Of the deaths counted, nearly half were discovered in outdoor public spaces, such as a park or homeless camp. Eighteen died in the hospital, and two were found in a river.

Three-quarters were male, a population that died at an average age of 46. The women counted died at an average age of 45. The average life expectancy in the U.S. is 78.

“You don’t need a statistician to tell you that’s a short life span,” Lewis said. “An average age of 40 is extraordinarily low.”

The authors were able to establish the race of 98 people who died. Of those, 82% were white, 8% Black, 5% American Indian/Alaska Native, and 4% Hispanic. That is broadly in line with recent demographics for the county’s population, with over representation of Black and American Indian/Alaska Native populations, said Lewis.

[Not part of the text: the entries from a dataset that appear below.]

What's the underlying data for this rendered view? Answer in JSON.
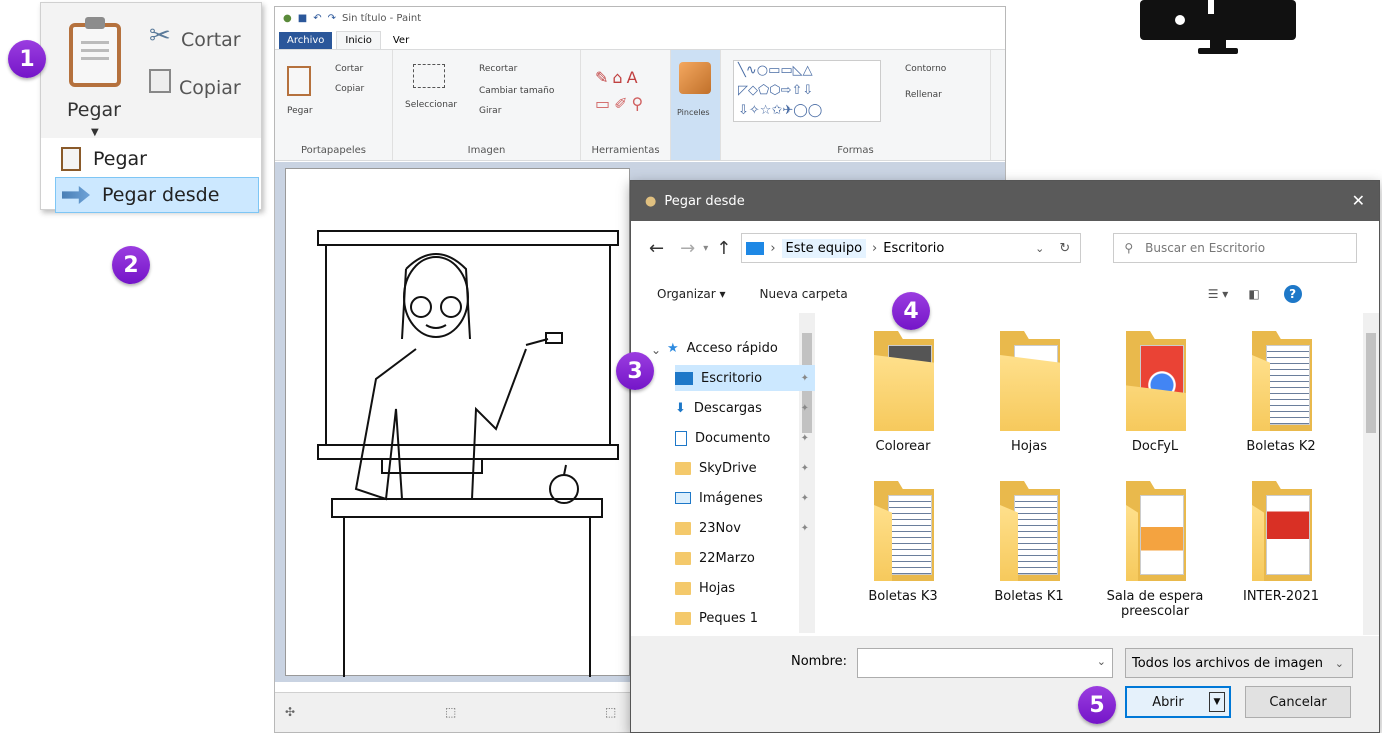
{
  "badges": [
    "1",
    "2",
    "3",
    "4",
    "5"
  ],
  "clipboard": {
    "pegar": "Pegar",
    "cortar": "Cortar",
    "copiar": "Copiar",
    "menu": [
      "Pegar",
      "Pegar desde"
    ]
  },
  "paint": {
    "title": "Sin título - Paint",
    "tabs": [
      "Archivo",
      "Inicio",
      "Ver"
    ],
    "groups": {
      "portapapeles": "Portapapeles",
      "imagen": "Imagen",
      "herramientas": "Herramientas",
      "formas": "Formas"
    },
    "labels": {
      "pegar": "Pegar",
      "cortar": "Cortar",
      "copiar": "Copiar",
      "seleccionar": "Seleccionar",
      "recortar": "Recortar",
      "cambiar": "Cambiar tamaño",
      "girar": "Girar",
      "pinceles": "Pinceles",
      "contorno": "Contorno",
      "rellenar": "Rellenar"
    }
  },
  "dialog": {
    "title": "Pegar desde",
    "breadcrumb": [
      "Este equipo",
      "Escritorio"
    ],
    "search_placeholder": "Buscar en Escritorio",
    "organizar": "Organizar ▾",
    "nueva_carpeta": "Nueva carpeta",
    "nav": [
      "Acceso rápido",
      "Escritorio",
      "Descargas",
      "Documento",
      "SkyDrive",
      "Imágenes",
      "23Nov",
      "22Marzo",
      "Hojas",
      "Peques 1"
    ],
    "files": [
      "Colorear",
      "Hojas",
      "DocFyL",
      "Boletas K2",
      "Boletas K3",
      "Boletas K1",
      "Sala de espera preescolar",
      "INTER-2021"
    ],
    "nombre_label": "Nombre:",
    "filter": "Todos los archivos de imagen",
    "abrir": "Abrir",
    "cancelar": "Cancelar"
  },
  "colors": {
    "accent": "#7b22cc",
    "selected": "#cce8ff",
    "paintTab": "#2b579a"
  }
}
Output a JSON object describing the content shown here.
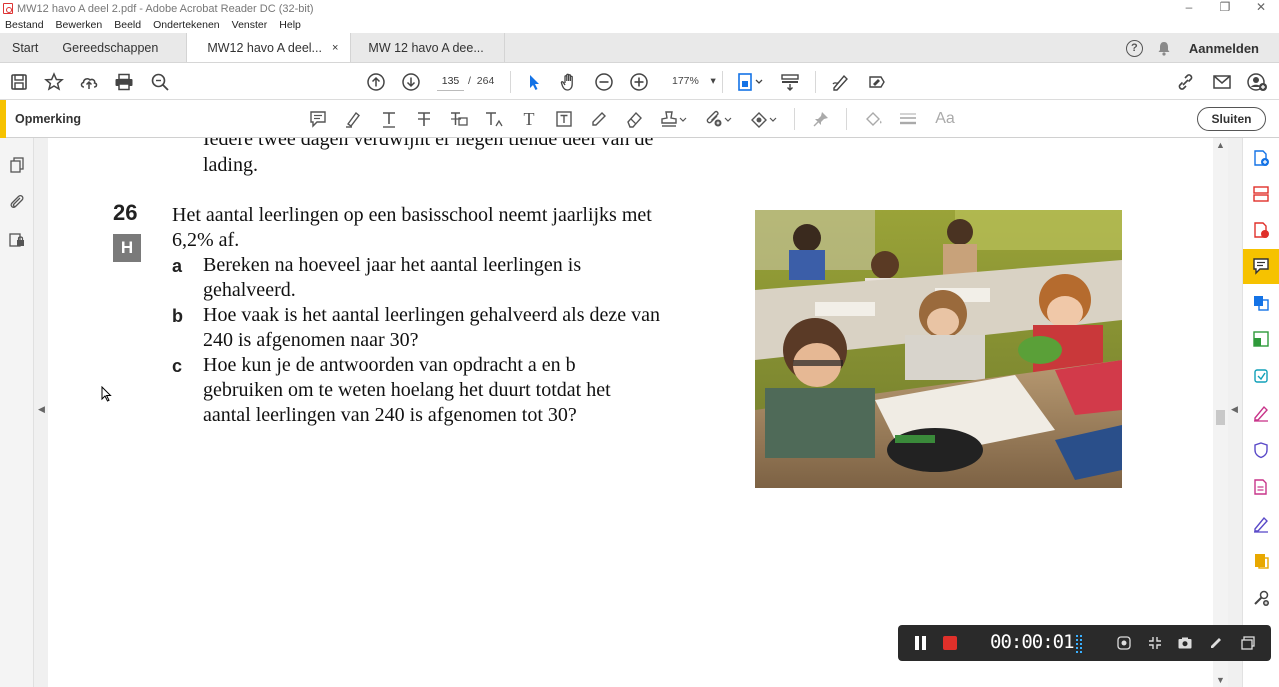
{
  "window": {
    "title": "MW12 havo A deel 2.pdf - Adobe Acrobat Reader DC (32-bit)",
    "controls": [
      "–",
      "❐",
      "✕"
    ]
  },
  "menu": [
    "Bestand",
    "Bewerken",
    "Beeld",
    "Ondertekenen",
    "Venster",
    "Help"
  ],
  "tabs": {
    "home": "Start",
    "tools": "Gereedschappen",
    "docs": [
      {
        "label": "MW12 havo A deel...",
        "active": true,
        "close": "×"
      },
      {
        "label": "MW 12 havo A dee...",
        "active": false
      }
    ],
    "help_glyph": "?",
    "login": "Aanmelden"
  },
  "toolbar": {
    "page_current": "135",
    "page_separator": "/",
    "page_total": "264",
    "zoom": "177%"
  },
  "comment_bar": {
    "label": "Opmerking",
    "close_label": "Sluiten",
    "text_tool_glyphs": [
      "T",
      "T",
      "T"
    ],
    "font_size_glyph": "Aa"
  },
  "document": {
    "prev_lines": [
      "Iedere twee dagen verdwijnt er negen tiende deel van de",
      "lading."
    ],
    "exercise_number": "26",
    "exercise_badge": "H",
    "intro_lines": [
      "Het aantal leerlingen op een basisschool neemt jaarlijks met",
      "6,2% af."
    ],
    "questions": [
      {
        "label": "a",
        "lines": [
          "Bereken na hoeveel jaar het aantal leerlingen is",
          "gehalveerd."
        ]
      },
      {
        "label": "b",
        "lines": [
          "Hoe vaak is het aantal leerlingen gehalveerd als deze van",
          "240 is afgenomen naar 30?"
        ]
      },
      {
        "label": "c",
        "lines": [
          "Hoe kun je de antwoorden van opdracht a en b",
          "gebruiken om te weten hoelang het duurt totdat het",
          "aantal leerlingen van 240 is afgenomen tot 30?"
        ]
      }
    ]
  },
  "recorder": {
    "time": "00:00:01"
  },
  "colors": {
    "accent_yellow": "#f6c200",
    "record_red": "#e0302a"
  }
}
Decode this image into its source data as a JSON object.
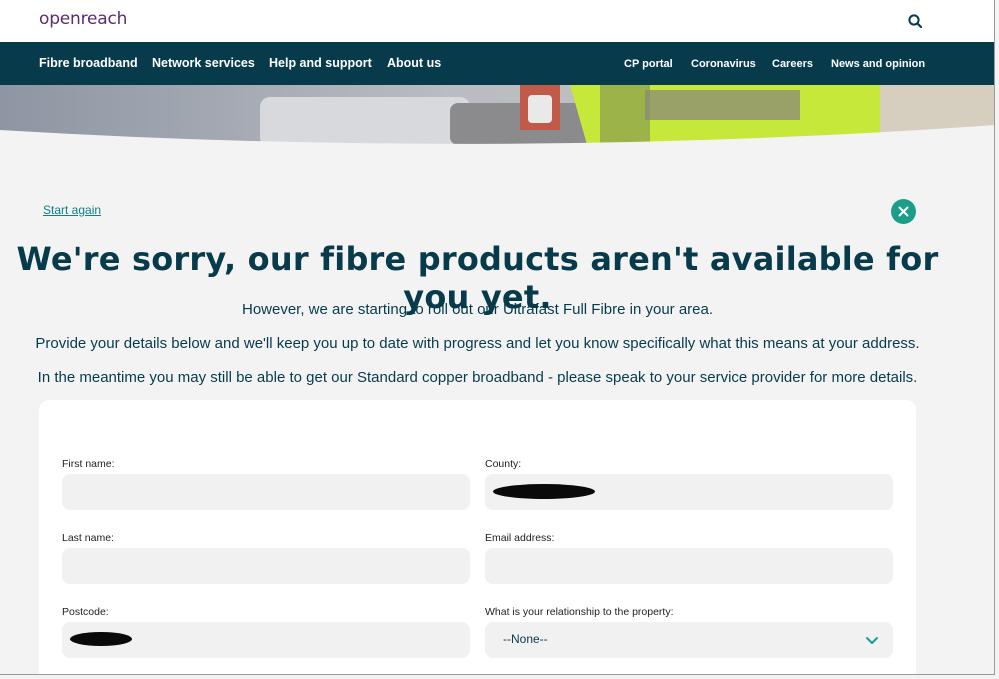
{
  "header": {
    "logo": "openreach",
    "search_icon": "search-icon"
  },
  "nav": {
    "primary": [
      "Fibre broadband",
      "Network services",
      "Help and support",
      "About us"
    ],
    "secondary": [
      "CP portal",
      "Coronavirus",
      "Careers",
      "News and opinion"
    ]
  },
  "page": {
    "start_again": "Start again",
    "close_icon": "close-icon",
    "headline": "We're sorry, our fibre products aren't available for you yet.",
    "para1": "However, we are starting to roll out our Ultrafast Full Fibre in your area.",
    "para2": "Provide your details below and we'll keep you up to date with progress and let you know specifically what this means at your address.",
    "para3": "In the meantime you may still be able to get our Standard copper broadband - please speak to your service provider for more details."
  },
  "form": {
    "first_name_label": "First name:",
    "first_name_value": "",
    "last_name_label": "Last name:",
    "last_name_value": "",
    "postcode_label": "Postcode:",
    "county_label": "County:",
    "email_label": "Email address:",
    "email_value": "",
    "relationship_label": "What is your relationship to the property:",
    "relationship_selected": "--None--"
  },
  "colors": {
    "nav_bg": "#073b4c",
    "accent": "#1a9e8a",
    "logo": "#5b2c6f"
  }
}
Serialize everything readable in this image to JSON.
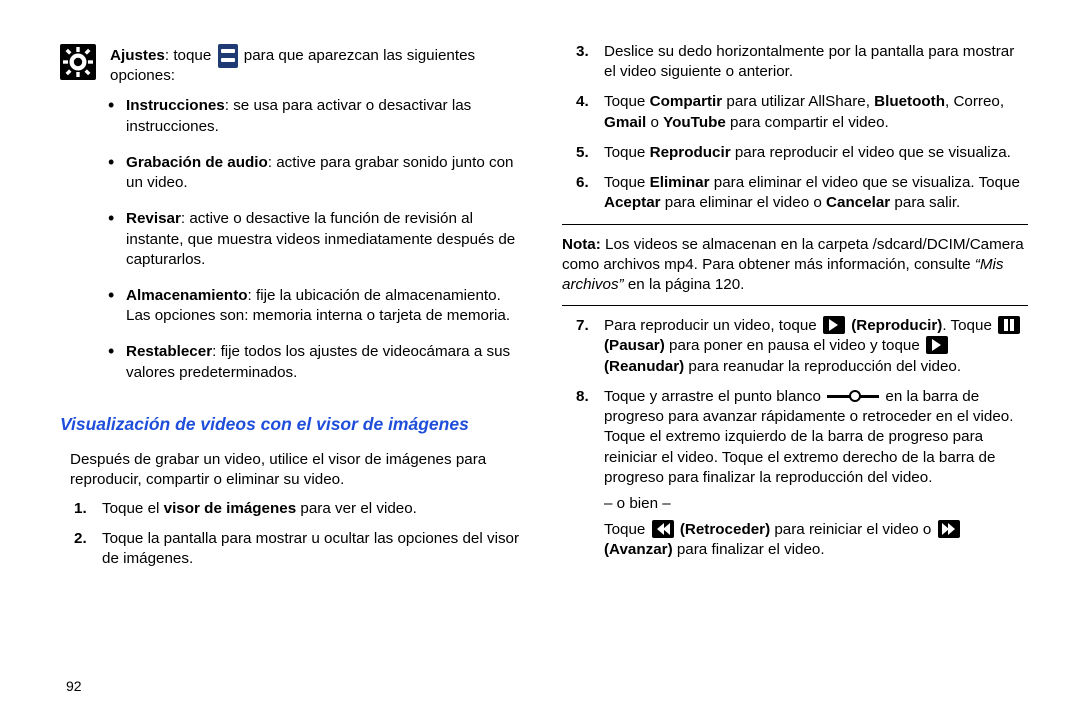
{
  "left": {
    "ajustes_label": "Ajustes",
    "ajustes_colon": ": toque ",
    "ajustes_tail": " para que aparezcan las siguientes opciones:",
    "bullets": [
      {
        "title": "Instrucciones",
        "rest": ": se usa para activar o desactivar las instrucciones."
      },
      {
        "title": "Grabación de audio",
        "rest": ": active para grabar sonido junto con un video."
      },
      {
        "title": "Revisar",
        "rest": ": active o desactive la función de revisión al instante, que muestra videos inmediatamente después de capturarlos."
      },
      {
        "title": "Almacenamiento",
        "rest": ": fije la ubicación de almacenamiento. Las opciones son: memoria interna o tarjeta de memoria."
      },
      {
        "title": "Restablecer",
        "rest": ": fije todos los ajustes de videocámara a sus valores predeterminados."
      }
    ],
    "heading": "Visualización de videos con el visor de imágenes",
    "intro": "Después de grabar un video, utilice el visor de imágenes para reproducir, compartir o eliminar su video.",
    "steps": [
      {
        "num": "1.",
        "pre": "Toque el ",
        "bold1": "visor de imágenes",
        "tail": " para ver el video."
      },
      {
        "num": "2.",
        "plain": "Toque la pantalla para mostrar u ocultar las opciones del visor de imágenes."
      }
    ]
  },
  "right": {
    "steps_a": [
      {
        "num": "3.",
        "plain": "Deslice su dedo horizontalmente por la pantalla para mostrar el video siguiente o anterior."
      },
      {
        "num": "4.",
        "pre": "Toque ",
        "b1": "Compartir",
        "mid1": " para utilizar AllShare, ",
        "b2": "Bluetooth",
        "mid2": ", Correo, ",
        "b3": "Gmail",
        "mid3": " o ",
        "b4": "YouTube",
        "tail": " para compartir el video."
      },
      {
        "num": "5.",
        "pre": "Toque ",
        "b1": "Reproducir",
        "tail": " para reproducir el video que se visualiza."
      },
      {
        "num": "6.",
        "pre": "Toque ",
        "b1": "Eliminar",
        "mid1": " para eliminar el video que se visualiza. Toque ",
        "b2": "Aceptar",
        "mid2": " para eliminar el video o ",
        "b3": "Cancelar",
        "tail": " para salir."
      }
    ],
    "note_label": "Nota:",
    "note_body_pre": " Los videos se almacenan en la carpeta /sdcard/DCIM/Camera como archivos mp4. Para obtener más información, consulte ",
    "note_ref": "“Mis archivos”",
    "note_body_post": " en la página 120.",
    "step7": {
      "num": "7.",
      "pre": "Para reproducir un video, toque ",
      "b_play": " (Reproducir)",
      "mid1": ". Toque ",
      "b_pause": " (Pausar)",
      "mid2": " para poner en pausa el video y toque ",
      "b_resume": "(Reanudar)",
      "tail": " para reanudar la reproducción del video."
    },
    "step8": {
      "num": "8.",
      "pre": "Toque y arrastre el punto blanco ",
      "mid1": " en la barra de progreso para avanzar rápidamente o retroceder en el video. Toque el extremo izquierdo de la barra de progreso para reiniciar el video. Toque el extremo derecho de la barra de progreso para finalizar la reproducción del video.",
      "or": "– o bien –",
      "pre2": "Toque ",
      "brw": " (Retroceder)",
      "mid2": " para reiniciar el video o ",
      "bff": "(Avanzar)",
      "tail2": " para finalizar el video."
    }
  },
  "pagenum": "92"
}
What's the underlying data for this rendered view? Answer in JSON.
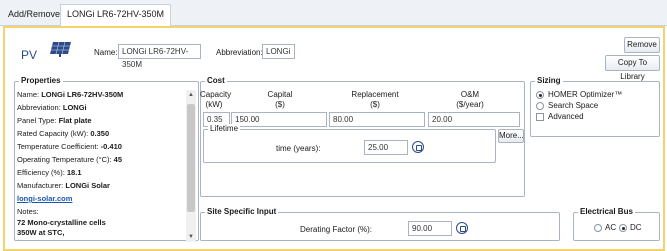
{
  "tabs": {
    "add_remove": "Add/Remove",
    "active": "LONGi LR6-72HV-350M"
  },
  "header": {
    "pv_label": "PV",
    "name_label": "Name:",
    "name_value": "LONGi LR6-72HV-350M",
    "abbreviation_label": "Abbreviation:",
    "abbreviation_value": "LONGi",
    "remove_button": "Remove",
    "copy_button": "Copy To Library"
  },
  "properties": {
    "title": "Properties",
    "name_label": "Name:",
    "name_value": "LONGi LR6-72HV-350M",
    "abbreviation_label": "Abbreviation:",
    "abbreviation_value": "LONGi",
    "panel_type_label": "Panel Type:",
    "panel_type_value": "Flat plate",
    "rated_capacity_label": "Rated Capacity (kW):",
    "rated_capacity_value": "0.350",
    "temp_coeff_label": "Temperature Coefficient:",
    "temp_coeff_value": "-0.410",
    "op_temp_label": "Operating Temperature (°C):",
    "op_temp_value": "45",
    "efficiency_label": "Efficiency (%):",
    "efficiency_value": "18.1",
    "manufacturer_label": "Manufacturer:",
    "manufacturer_value": "LONGi Solar",
    "website": "longi-solar.com",
    "notes_label": "Notes:",
    "notes_line1": "72 Mono-crystalline cells",
    "notes_line2": "350W at STC,"
  },
  "cost": {
    "title": "Cost",
    "capacity_head1": "Capacity",
    "capacity_head2": "(kW)",
    "capital_head1": "Capital",
    "capital_head2": "($)",
    "replacement_head1": "Replacement",
    "replacement_head2": "($)",
    "om_head1": "O&M",
    "om_head2": "($/year)",
    "capacity_value": "0.35",
    "capital_value": "150.00",
    "replacement_value": "80.00",
    "om_value": "20.00",
    "more_button": "More...",
    "lifetime_title": "Lifetime",
    "time_label": "time (years):",
    "time_value": "25.00"
  },
  "sizing": {
    "title": "Sizing",
    "homer_optimizer": "HOMER Optimizer™",
    "search_space": "Search Space",
    "advanced": "Advanced"
  },
  "site_input": {
    "title": "Site Specific Input",
    "derating_label": "Derating Factor (%):",
    "derating_value": "90.00"
  },
  "electrical_bus": {
    "title": "Electrical Bus",
    "ac": "AC",
    "dc": "DC"
  },
  "colors": {
    "panel_border": "#f5d36b",
    "pv_blue": "#2c4a8a",
    "link": "#1a56b3"
  }
}
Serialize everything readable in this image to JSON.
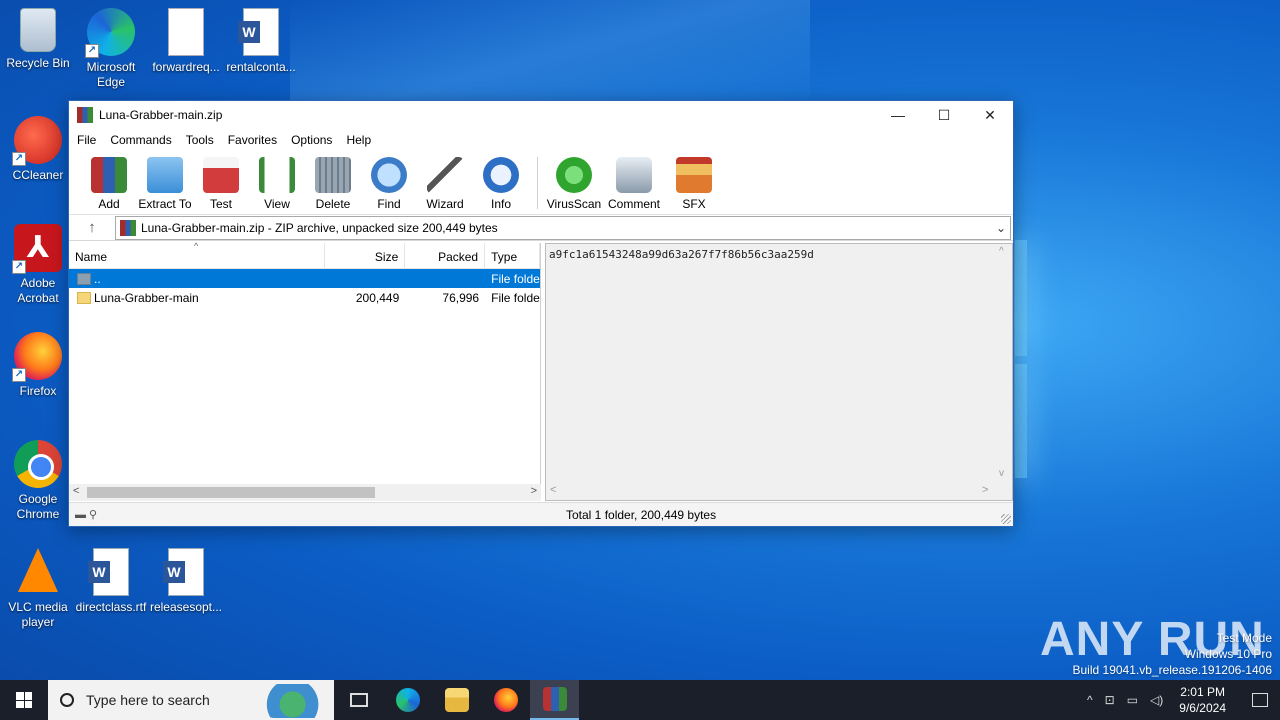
{
  "desktop": {
    "icons": [
      {
        "label": "Recycle Bin",
        "icon": "recycle-bin-icon"
      },
      {
        "label": "Microsoft Edge",
        "icon": "edge-icon"
      },
      {
        "label": "forwardreq...",
        "icon": "image-file-icon"
      },
      {
        "label": "rentalconta...",
        "icon": "word-doc-icon"
      },
      {
        "label": "CCleaner",
        "icon": "ccleaner-icon"
      },
      {
        "label": "Adobe Acrobat",
        "icon": "acrobat-icon"
      },
      {
        "label": "Firefox",
        "icon": "firefox-icon"
      },
      {
        "label": "Google Chrome",
        "icon": "chrome-icon"
      },
      {
        "label": "VLC media player",
        "icon": "vlc-icon"
      },
      {
        "label": "directclass.rtf",
        "icon": "word-doc-icon"
      },
      {
        "label": "releasesopt...",
        "icon": "word-doc-icon"
      }
    ]
  },
  "window": {
    "title": "Luna-Grabber-main.zip",
    "menu": [
      "File",
      "Commands",
      "Tools",
      "Favorites",
      "Options",
      "Help"
    ],
    "toolbar": [
      {
        "label": "Add",
        "color": "#c0392b"
      },
      {
        "label": "Extract To",
        "color": "#3b8fd8"
      },
      {
        "label": "Test",
        "color": "#d23c3c"
      },
      {
        "label": "View",
        "color": "#3a8a3a"
      },
      {
        "label": "Delete",
        "color": "#7f8c99"
      },
      {
        "label": "Find",
        "color": "#3a7cc8"
      },
      {
        "label": "Wizard",
        "color": "#b07ad0"
      },
      {
        "label": "Info",
        "color": "#2d6fc4"
      },
      {
        "label": "VirusScan",
        "color": "#2fa52f"
      },
      {
        "label": "Comment",
        "color": "#8a9aaa"
      },
      {
        "label": "SFX",
        "color": "#e07a2f"
      }
    ],
    "address": "Luna-Grabber-main.zip - ZIP archive, unpacked size 200,449 bytes",
    "columns": {
      "name": "Name",
      "size": "Size",
      "packed": "Packed",
      "type": "Type"
    },
    "rows": [
      {
        "name": "..",
        "size": "",
        "packed": "",
        "type": "File folder"
      },
      {
        "name": "Luna-Grabber-main",
        "size": "200,449",
        "packed": "76,996",
        "type": "File folder"
      }
    ],
    "comment_text": "a9fc1a61543248a99d63a267f7f86b56c3aa259d",
    "status": "Total 1 folder, 200,449 bytes"
  },
  "watermark": {
    "logo": "ANY RUN",
    "line1": "Test Mode",
    "line2": "Windows 10 Pro",
    "line3": "Build 19041.vb_release.191206-1406"
  },
  "taskbar": {
    "search_placeholder": "Type here to search",
    "time": "2:01 PM",
    "date": "9/6/2024"
  }
}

Fifty-five percent of the deaths occurred in the colder months between October and March. For four of the deaths, hypothermia was a cause or contributing factor.

Kaia Sand, the executive director of Street Roots, said last week one of the group’s vendors who had both of her legs partially amputated due to frostbite was able to move into housing.

“It was very frightening to think of her enduring another winter,” said Sand.

Addressing reporters from a memorial that another Street Roots vendor had put in the newspaper’s office to remember some of the people who had died, Sand said the report made clear to the public what so many at Street Roots know firsthand.

“This report is foundational for our advocacy efforts because it really is clear what’s at stake,” she said. “The difference between housing and homelessness is the difference between life and death.”